Le village de Mramadoudou tourne au ralenti depuis lundi dans la nuit. De part et d’autre de la route, des barrages ont été dressés par les habitants. A l’intérieur, seuls les piétons sont autorisés. Vers l’ouest, les véhicules sont stationnés les uns derrière les autres, des deux côtés de la chaussée. « On en a marre des vols et du vandalisme sur nos véhicules et nos biens », lance César* un habitant du village, qui souhaite conserver l’anonymat par peur des représailles. Devant des bennes à ordures, du mobilier et autres pneus entassés, il pointe la responsabilité d’un occupant d’un terrain du conseil départemental, qu’il utiliserait illégalement.
« Cet homme a construit des bangas sur ce terrain qui ne lui appartient pas. Il les loue à des personnes mineures comme majeures, sans papier, qui racket les habitants pour lui verser un loyer. Et il s’adonne à des activités de proxénétisme avec des jeunes femmes venues des Comores », assure-t-il. A ses côtés, une autre habitante complète, « l’affaire date de 2018. On demande aux autorités de l’expulser mais rien n’est fait. »
Seule option pour continuer à circuler : faire demi-tour
Ce mercredi, Mohamed*, bidons à la main, se dirige vers la station essence à pied. « C’est la galère », soupire-t-il, sous une chaleur de plomb. Assani*, de son côté, est venu récupérer une pièce auto. « J’ai garé ma moto devant les barricades, on n’a pas le choix », lance-t-il. Seule option pour continuer à circuler : faire demi-tour. Du moins quand c’est possible. Car le sud du territoire ne possède qu’une route pour rejoindre l’est ou l’ouest. Et côté est, des affrontements à Dembéni, ont bloqué à plusieurs reprises la circulation.

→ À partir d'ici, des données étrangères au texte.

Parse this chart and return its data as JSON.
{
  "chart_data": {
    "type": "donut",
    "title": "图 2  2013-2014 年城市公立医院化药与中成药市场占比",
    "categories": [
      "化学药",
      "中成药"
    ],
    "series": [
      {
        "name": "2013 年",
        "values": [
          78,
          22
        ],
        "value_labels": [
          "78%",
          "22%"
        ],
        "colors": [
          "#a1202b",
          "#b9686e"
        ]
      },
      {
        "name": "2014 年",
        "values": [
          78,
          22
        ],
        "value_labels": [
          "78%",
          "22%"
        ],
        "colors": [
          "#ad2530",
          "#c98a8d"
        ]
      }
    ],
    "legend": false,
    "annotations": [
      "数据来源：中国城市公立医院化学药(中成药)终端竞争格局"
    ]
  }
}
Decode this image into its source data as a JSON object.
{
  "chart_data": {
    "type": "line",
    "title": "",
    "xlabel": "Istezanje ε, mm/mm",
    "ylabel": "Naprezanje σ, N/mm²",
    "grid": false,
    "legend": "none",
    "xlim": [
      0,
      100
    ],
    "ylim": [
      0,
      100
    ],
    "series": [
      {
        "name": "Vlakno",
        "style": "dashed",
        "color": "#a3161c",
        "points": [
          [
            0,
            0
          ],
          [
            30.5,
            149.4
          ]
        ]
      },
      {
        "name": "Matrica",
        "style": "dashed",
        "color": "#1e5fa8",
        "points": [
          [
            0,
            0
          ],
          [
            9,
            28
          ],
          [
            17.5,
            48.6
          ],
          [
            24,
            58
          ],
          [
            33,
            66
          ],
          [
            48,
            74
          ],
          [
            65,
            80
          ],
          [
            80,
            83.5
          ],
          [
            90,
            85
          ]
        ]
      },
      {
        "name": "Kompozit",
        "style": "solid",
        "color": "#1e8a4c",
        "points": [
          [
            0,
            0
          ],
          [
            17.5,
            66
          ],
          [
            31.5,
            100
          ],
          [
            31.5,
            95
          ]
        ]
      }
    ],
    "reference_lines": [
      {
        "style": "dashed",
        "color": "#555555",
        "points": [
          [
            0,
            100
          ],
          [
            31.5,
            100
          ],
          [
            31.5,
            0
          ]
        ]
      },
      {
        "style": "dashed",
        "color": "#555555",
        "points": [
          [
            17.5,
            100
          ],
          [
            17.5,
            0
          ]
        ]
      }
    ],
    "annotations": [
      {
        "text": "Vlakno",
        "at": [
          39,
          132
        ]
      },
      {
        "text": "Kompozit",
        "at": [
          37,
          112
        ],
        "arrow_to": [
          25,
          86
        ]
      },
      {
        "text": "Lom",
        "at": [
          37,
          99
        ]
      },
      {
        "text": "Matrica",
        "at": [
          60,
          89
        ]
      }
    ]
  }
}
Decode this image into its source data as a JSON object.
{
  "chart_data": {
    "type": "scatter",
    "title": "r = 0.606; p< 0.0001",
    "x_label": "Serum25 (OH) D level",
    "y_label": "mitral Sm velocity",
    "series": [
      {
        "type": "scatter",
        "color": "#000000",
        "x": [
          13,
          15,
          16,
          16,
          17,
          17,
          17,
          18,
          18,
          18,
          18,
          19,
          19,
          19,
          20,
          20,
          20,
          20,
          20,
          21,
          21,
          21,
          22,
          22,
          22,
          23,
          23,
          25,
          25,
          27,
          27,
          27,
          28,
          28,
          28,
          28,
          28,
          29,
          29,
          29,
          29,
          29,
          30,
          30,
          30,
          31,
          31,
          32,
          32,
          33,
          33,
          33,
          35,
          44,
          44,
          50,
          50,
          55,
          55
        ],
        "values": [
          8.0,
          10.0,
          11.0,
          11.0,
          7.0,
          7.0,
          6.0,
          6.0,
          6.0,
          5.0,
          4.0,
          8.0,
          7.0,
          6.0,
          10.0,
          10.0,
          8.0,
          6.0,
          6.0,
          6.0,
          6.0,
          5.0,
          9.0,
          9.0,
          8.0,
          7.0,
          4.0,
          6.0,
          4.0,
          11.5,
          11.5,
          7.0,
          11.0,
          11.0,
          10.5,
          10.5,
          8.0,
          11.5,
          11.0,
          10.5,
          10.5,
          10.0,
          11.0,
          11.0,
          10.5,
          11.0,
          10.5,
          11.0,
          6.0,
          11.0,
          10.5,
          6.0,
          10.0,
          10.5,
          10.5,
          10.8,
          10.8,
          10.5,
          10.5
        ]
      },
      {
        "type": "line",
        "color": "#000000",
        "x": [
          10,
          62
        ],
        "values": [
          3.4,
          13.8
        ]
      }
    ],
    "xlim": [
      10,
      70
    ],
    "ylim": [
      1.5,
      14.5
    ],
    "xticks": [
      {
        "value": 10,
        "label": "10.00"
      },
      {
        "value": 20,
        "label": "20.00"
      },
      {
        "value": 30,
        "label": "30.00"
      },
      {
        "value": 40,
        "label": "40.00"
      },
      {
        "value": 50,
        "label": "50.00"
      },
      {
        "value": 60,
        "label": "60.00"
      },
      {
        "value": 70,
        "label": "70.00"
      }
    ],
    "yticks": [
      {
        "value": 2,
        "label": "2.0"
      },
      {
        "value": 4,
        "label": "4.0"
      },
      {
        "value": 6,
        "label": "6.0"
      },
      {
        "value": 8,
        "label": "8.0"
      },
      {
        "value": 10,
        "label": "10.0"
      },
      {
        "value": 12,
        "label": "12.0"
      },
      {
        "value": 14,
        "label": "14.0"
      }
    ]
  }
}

Bloqué de 5 h à 16 h 30 sur la route
Damien*, un habitant de Chiconi, s’est retrouvé ainsi bloqué dans le sud mardi soir. « J’ai été obligé de passer la nuit à Bouéni, chez un ami », raconte-t-il. Omar*, habitant Sada, a, quant à lui, patienté de longues heures avant de pouvoir rentrer chez lui. Ce coordinateur administratif dans une association basée à Tsoundzou, n’a pas pu se rendre au travail mardi matin. « Je suis parti à 5 h, la route était bloquée du côté de Tsararano. On m’avait prévenu que le passage était impossible au niveau de Combani, à cause des affrontements, j’ai donc décidé de passer par le sud. » Mais après avoir réussi à traverser le village de Mramadoudou, l’automobiliste s’est retrouvé pris au piège du côté d’Iloni. « C’était une zone de guerre à ce moment-là. Je suis redescendu mais je me suis retrouvé bloqué à Mramadoudou, impossible de faire marche arrière. » L’homme a fait demi-tour « 6 à 7 fois » en espérant que la situation se débloque. Et ce n’est que vers 16 h 30, après avoir négocié avec les gendarmes qui barraient la route du côté de Dembéni, qu’il a tenté de rejoindre l’ouest. « Je suis passé au milieu d’une bande de jeunes armés et cagoulés. Heureusement, ils n’ont pas trop prêté attention à moi et j’ai enfin pu rentrer », raconte-t-il.
A Mramadoudou, alors qu’une cinquantaine d’habitants bloquaient toujours les deux entrées du village en début d’après-midi ce mercredi, César * assurait que l’axe serait bientôt libéré. « Ce n’est pas grâce aux autorités mais nous avons réussi à faire fuir l’homme qui nous cause toutes ces nuisances », précisait-il.